Keith DeLong

No. 59
- Position: Linebacker

Personal information
- Born: August 14, 1967 (age 58) San Diego, California, U.S.
- Listed height: 6 ft 2 in (1.88 m)
- Listed weight: 235 lb (107 kg)

Career information
- High school: Lawrence (KS)
- College: Tennessee
- NFL draft: 1989: 1st round, 28th overall pick

Career history
- San Francisco 49ers (1989–1993);

Awards and highlights
- Super Bowl champion (XXIV); First-team All-American (1988); First-team All-SEC (1988); Second-team All-SEC (1987);

Career NFL statistics
- Sacks: 1
- Interceptions: 2
- Fumble recoveries: 6
- Stats at Pro Football Reference

= Keith DeLong =

American football player (born 1967)

Keith Allen DeLong (born August 14, 1967) is an American former professional football player who was a linebacker for the San Francisco 49ers of the National Football League (NFL) from 1989 to 1993. He was selected by the 49ers in the first round of the 1989 NFL draft with the 28th overall pick. He earned a Super Bowl ring in his rookie season, in Super Bowl XXIV.
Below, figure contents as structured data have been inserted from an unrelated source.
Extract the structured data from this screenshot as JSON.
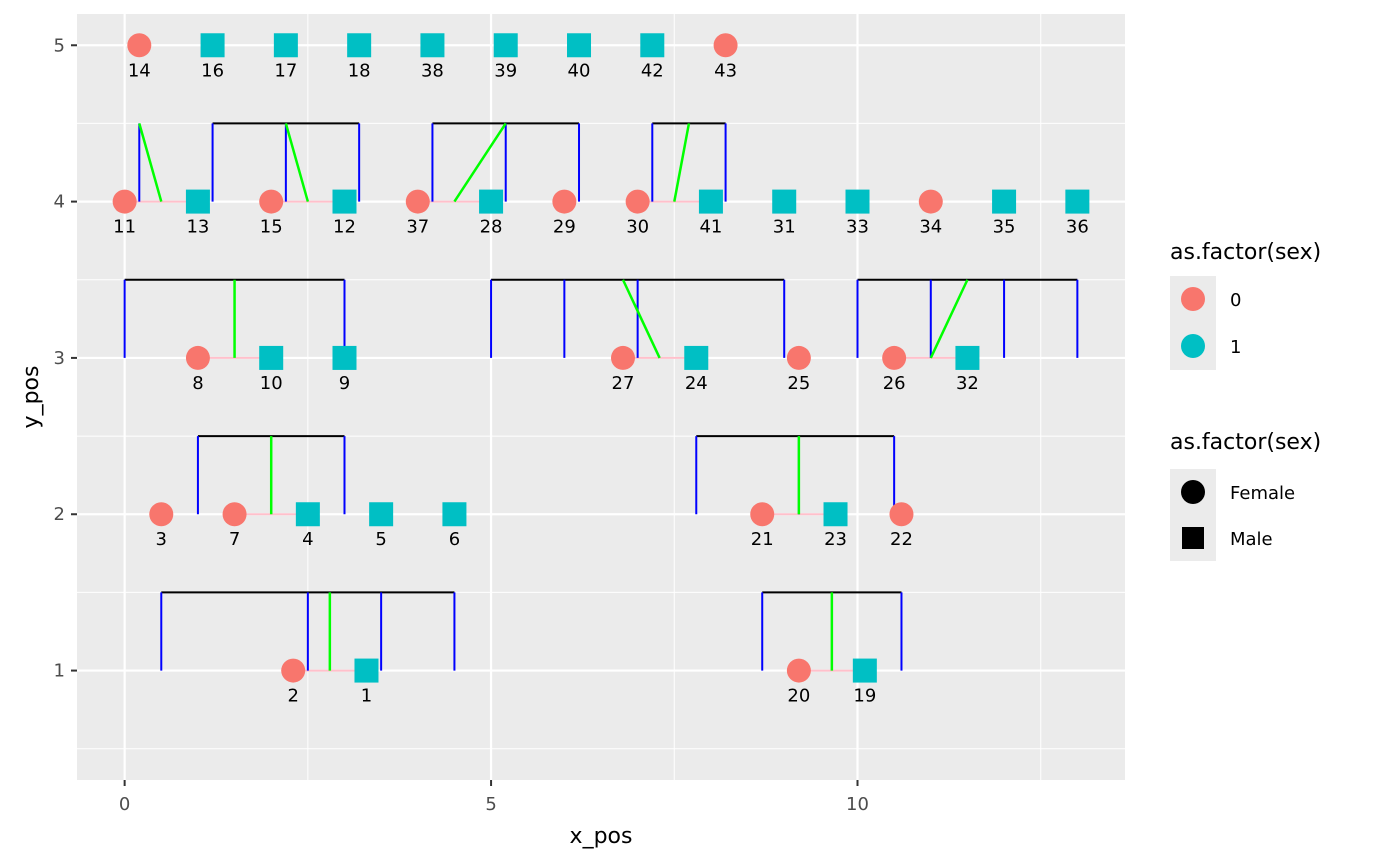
{
  "chart_data": {
    "type": "scatter",
    "title": "",
    "xlabel": "x_pos",
    "ylabel": "y_pos",
    "xlim": [
      -0.65,
      13.65
    ],
    "ylim": [
      0.3,
      5.2
    ],
    "x_ticks": [
      0,
      5,
      10
    ],
    "y_ticks": [
      1,
      2,
      3,
      4,
      5
    ],
    "x_tick_labels": [
      "0",
      "5",
      "10"
    ],
    "y_tick_labels": [
      "1",
      "2",
      "3",
      "4",
      "5"
    ],
    "grid": true,
    "legend_position": "right",
    "colors": {
      "panel_bg": "#EBEBEB",
      "grid": "#FFFFFF",
      "female_color": "#F8766D",
      "male_color": "#00BFC4",
      "parent_link": "#0000FF",
      "sibship_bar": "#000000",
      "descent_link": "#00FF00",
      "spouse_link": "#FFC0CB"
    },
    "legends": [
      {
        "title": "as.factor(sex)",
        "kind": "color",
        "entries": [
          {
            "label": "0",
            "color": "#F8766D"
          },
          {
            "label": "1",
            "color": "#00BFC4"
          }
        ]
      },
      {
        "title": "as.factor(sex)",
        "kind": "shape",
        "entries": [
          {
            "label": "Female",
            "shape": "circle"
          },
          {
            "label": "Male",
            "shape": "square"
          }
        ]
      }
    ],
    "nodes": [
      {
        "id": "1",
        "x": 3.3,
        "y": 1,
        "sex": 1
      },
      {
        "id": "2",
        "x": 2.3,
        "y": 1,
        "sex": 0
      },
      {
        "id": "19",
        "x": 10.1,
        "y": 1,
        "sex": 1
      },
      {
        "id": "20",
        "x": 9.2,
        "y": 1,
        "sex": 0
      },
      {
        "id": "3",
        "x": 0.5,
        "y": 2,
        "sex": 0
      },
      {
        "id": "7",
        "x": 1.5,
        "y": 2,
        "sex": 0
      },
      {
        "id": "4",
        "x": 2.5,
        "y": 2,
        "sex": 1
      },
      {
        "id": "5",
        "x": 3.5,
        "y": 2,
        "sex": 1
      },
      {
        "id": "6",
        "x": 4.5,
        "y": 2,
        "sex": 1
      },
      {
        "id": "21",
        "x": 8.7,
        "y": 2,
        "sex": 0
      },
      {
        "id": "23",
        "x": 9.7,
        "y": 2,
        "sex": 1
      },
      {
        "id": "22",
        "x": 10.6,
        "y": 2,
        "sex": 0
      },
      {
        "id": "8",
        "x": 1.0,
        "y": 3,
        "sex": 0
      },
      {
        "id": "10",
        "x": 2.0,
        "y": 3,
        "sex": 1
      },
      {
        "id": "9",
        "x": 3.0,
        "y": 3,
        "sex": 1
      },
      {
        "id": "27",
        "x": 6.8,
        "y": 3,
        "sex": 0
      },
      {
        "id": "24",
        "x": 7.8,
        "y": 3,
        "sex": 1
      },
      {
        "id": "25",
        "x": 9.2,
        "y": 3,
        "sex": 0
      },
      {
        "id": "26",
        "x": 10.5,
        "y": 3,
        "sex": 0
      },
      {
        "id": "32",
        "x": 11.5,
        "y": 3,
        "sex": 1
      },
      {
        "id": "11",
        "x": 0.0,
        "y": 4,
        "sex": 0
      },
      {
        "id": "13",
        "x": 1.0,
        "y": 4,
        "sex": 1
      },
      {
        "id": "15",
        "x": 2.0,
        "y": 4,
        "sex": 0
      },
      {
        "id": "12",
        "x": 3.0,
        "y": 4,
        "sex": 1
      },
      {
        "id": "37",
        "x": 4.0,
        "y": 4,
        "sex": 0
      },
      {
        "id": "28",
        "x": 5.0,
        "y": 4,
        "sex": 1
      },
      {
        "id": "29",
        "x": 6.0,
        "y": 4,
        "sex": 0
      },
      {
        "id": "30",
        "x": 7.0,
        "y": 4,
        "sex": 0
      },
      {
        "id": "41",
        "x": 8.0,
        "y": 4,
        "sex": 1
      },
      {
        "id": "31",
        "x": 9.0,
        "y": 4,
        "sex": 1
      },
      {
        "id": "33",
        "x": 10.0,
        "y": 4,
        "sex": 1
      },
      {
        "id": "34",
        "x": 11.0,
        "y": 4,
        "sex": 0
      },
      {
        "id": "35",
        "x": 12.0,
        "y": 4,
        "sex": 1
      },
      {
        "id": "36",
        "x": 13.0,
        "y": 4,
        "sex": 1
      },
      {
        "id": "14",
        "x": 0.2,
        "y": 5,
        "sex": 0
      },
      {
        "id": "16",
        "x": 1.2,
        "y": 5,
        "sex": 1
      },
      {
        "id": "17",
        "x": 2.2,
        "y": 5,
        "sex": 1
      },
      {
        "id": "18",
        "x": 3.2,
        "y": 5,
        "sex": 1
      },
      {
        "id": "38",
        "x": 4.2,
        "y": 5,
        "sex": 1
      },
      {
        "id": "39",
        "x": 5.2,
        "y": 5,
        "sex": 1
      },
      {
        "id": "40",
        "x": 6.2,
        "y": 5,
        "sex": 1
      },
      {
        "id": "42",
        "x": 7.2,
        "y": 5,
        "sex": 1
      },
      {
        "id": "43",
        "x": 8.2,
        "y": 5,
        "sex": 0
      }
    ],
    "spouse_links": [
      {
        "x1": 2.3,
        "x2": 3.3,
        "y": 1
      },
      {
        "x1": 9.2,
        "x2": 10.1,
        "y": 1
      },
      {
        "x1": 1.5,
        "x2": 2.5,
        "y": 2
      },
      {
        "x1": 8.7,
        "x2": 9.7,
        "y": 2
      },
      {
        "x1": 1.0,
        "x2": 2.0,
        "y": 3
      },
      {
        "x1": 6.8,
        "x2": 7.8,
        "y": 3
      },
      {
        "x1": 10.5,
        "x2": 11.5,
        "y": 3
      },
      {
        "x1": 0.0,
        "x2": 1.0,
        "y": 4
      },
      {
        "x1": 2.0,
        "x2": 3.0,
        "y": 4
      },
      {
        "x1": 4.0,
        "x2": 5.0,
        "y": 4
      },
      {
        "x1": 7.0,
        "x2": 8.0,
        "y": 4
      }
    ],
    "sibships": [
      {
        "bar_y": 1.5,
        "children_x": [
          0.5,
          2.5,
          3.5,
          4.5
        ]
      },
      {
        "bar_y": 1.5,
        "children_x": [
          8.7,
          10.6
        ]
      },
      {
        "bar_y": 2.5,
        "children_x": [
          1.0,
          3.0
        ]
      },
      {
        "bar_y": 2.5,
        "children_x": [
          7.8,
          9.2,
          10.5
        ]
      },
      {
        "bar_y": 3.5,
        "children_x": [
          0.0,
          3.0
        ]
      },
      {
        "bar_y": 3.5,
        "children_x": [
          5.0,
          6.0,
          7.0,
          9.0
        ]
      },
      {
        "bar_y": 3.5,
        "children_x": [
          10.0,
          11.0,
          12.0,
          13.0
        ]
      },
      {
        "bar_y": 4.5,
        "children_x": [
          0.2
        ]
      },
      {
        "bar_y": 4.5,
        "children_x": [
          1.2,
          2.2,
          3.2
        ]
      },
      {
        "bar_y": 4.5,
        "children_x": [
          4.2,
          5.2,
          6.2
        ]
      },
      {
        "bar_y": 4.5,
        "children_x": [
          7.2,
          8.2
        ]
      }
    ],
    "descent_links": [
      {
        "from": [
          2.8,
          1.0
        ],
        "to": [
          2.8,
          1.5
        ]
      },
      {
        "from": [
          9.65,
          1.0
        ],
        "to": [
          9.65,
          1.5
        ]
      },
      {
        "from": [
          2.0,
          2.0
        ],
        "to": [
          2.0,
          2.5
        ]
      },
      {
        "from": [
          9.2,
          2.0
        ],
        "to": [
          9.2,
          2.5
        ]
      },
      {
        "from": [
          1.5,
          3.0
        ],
        "to": [
          1.5,
          3.5
        ]
      },
      {
        "from": [
          7.3,
          3.0
        ],
        "to": [
          6.8,
          3.5
        ]
      },
      {
        "from": [
          11.0,
          3.0
        ],
        "to": [
          11.5,
          3.5
        ]
      },
      {
        "from": [
          0.5,
          4.0
        ],
        "to": [
          0.2,
          4.5
        ]
      },
      {
        "from": [
          2.5,
          4.0
        ],
        "to": [
          2.2,
          4.5
        ]
      },
      {
        "from": [
          4.5,
          4.0
        ],
        "to": [
          5.2,
          4.5
        ]
      },
      {
        "from": [
          7.5,
          4.0
        ],
        "to": [
          7.7,
          4.5
        ]
      }
    ]
  }
}
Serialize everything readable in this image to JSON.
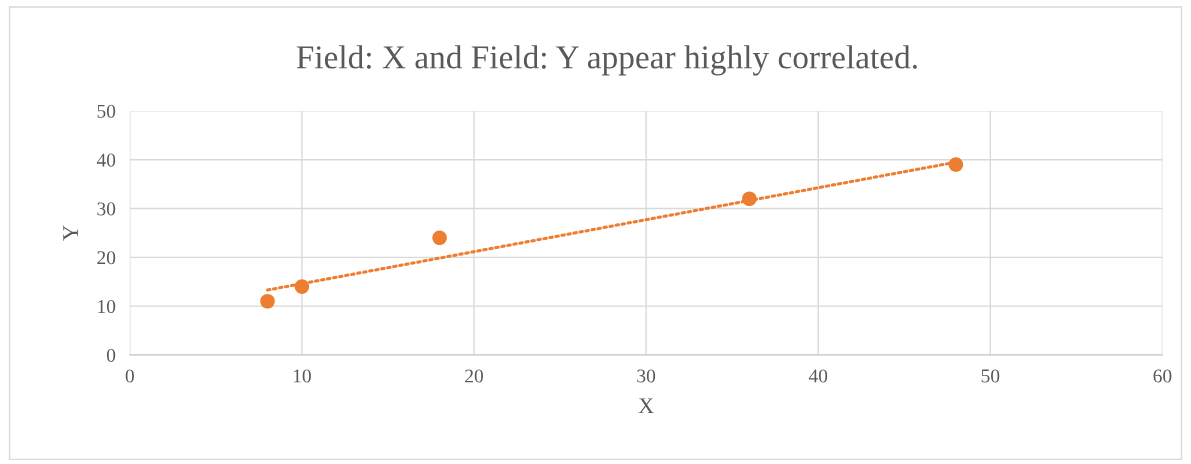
{
  "chart_data": {
    "type": "scatter",
    "title": "Field: X and Field: Y appear highly correlated.",
    "xlabel": "X",
    "ylabel": "Y",
    "x": [
      8,
      10,
      18,
      36,
      48
    ],
    "series": [
      {
        "color": "#ed7d31",
        "values": [
          11,
          14,
          24,
          32,
          39
        ],
        "marker": "circle"
      },
      {
        "type": "line",
        "color": "#ed7d31",
        "x": [
          8,
          48
        ],
        "values": [
          13.3,
          39.5
        ],
        "line_style": "dotted",
        "marker": "none"
      }
    ],
    "xlim": [
      0,
      60
    ],
    "xticks": [
      0,
      10,
      20,
      30,
      40,
      50,
      60
    ],
    "ylim": [
      0,
      50
    ],
    "yticks": [
      0,
      10,
      20,
      30,
      40,
      50
    ],
    "grid": true,
    "legend": false
  }
}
DeLong is the son of SEC Legend and Outland Trophy winner Steve DeLong. He is one of only a handful of father/son combinations who both played at the NFL level. Both attended the University of Tennessee. He was married to Marla Murrah, the niece of country songwriter Roger Murrah, and they had three children, two daughters and a son.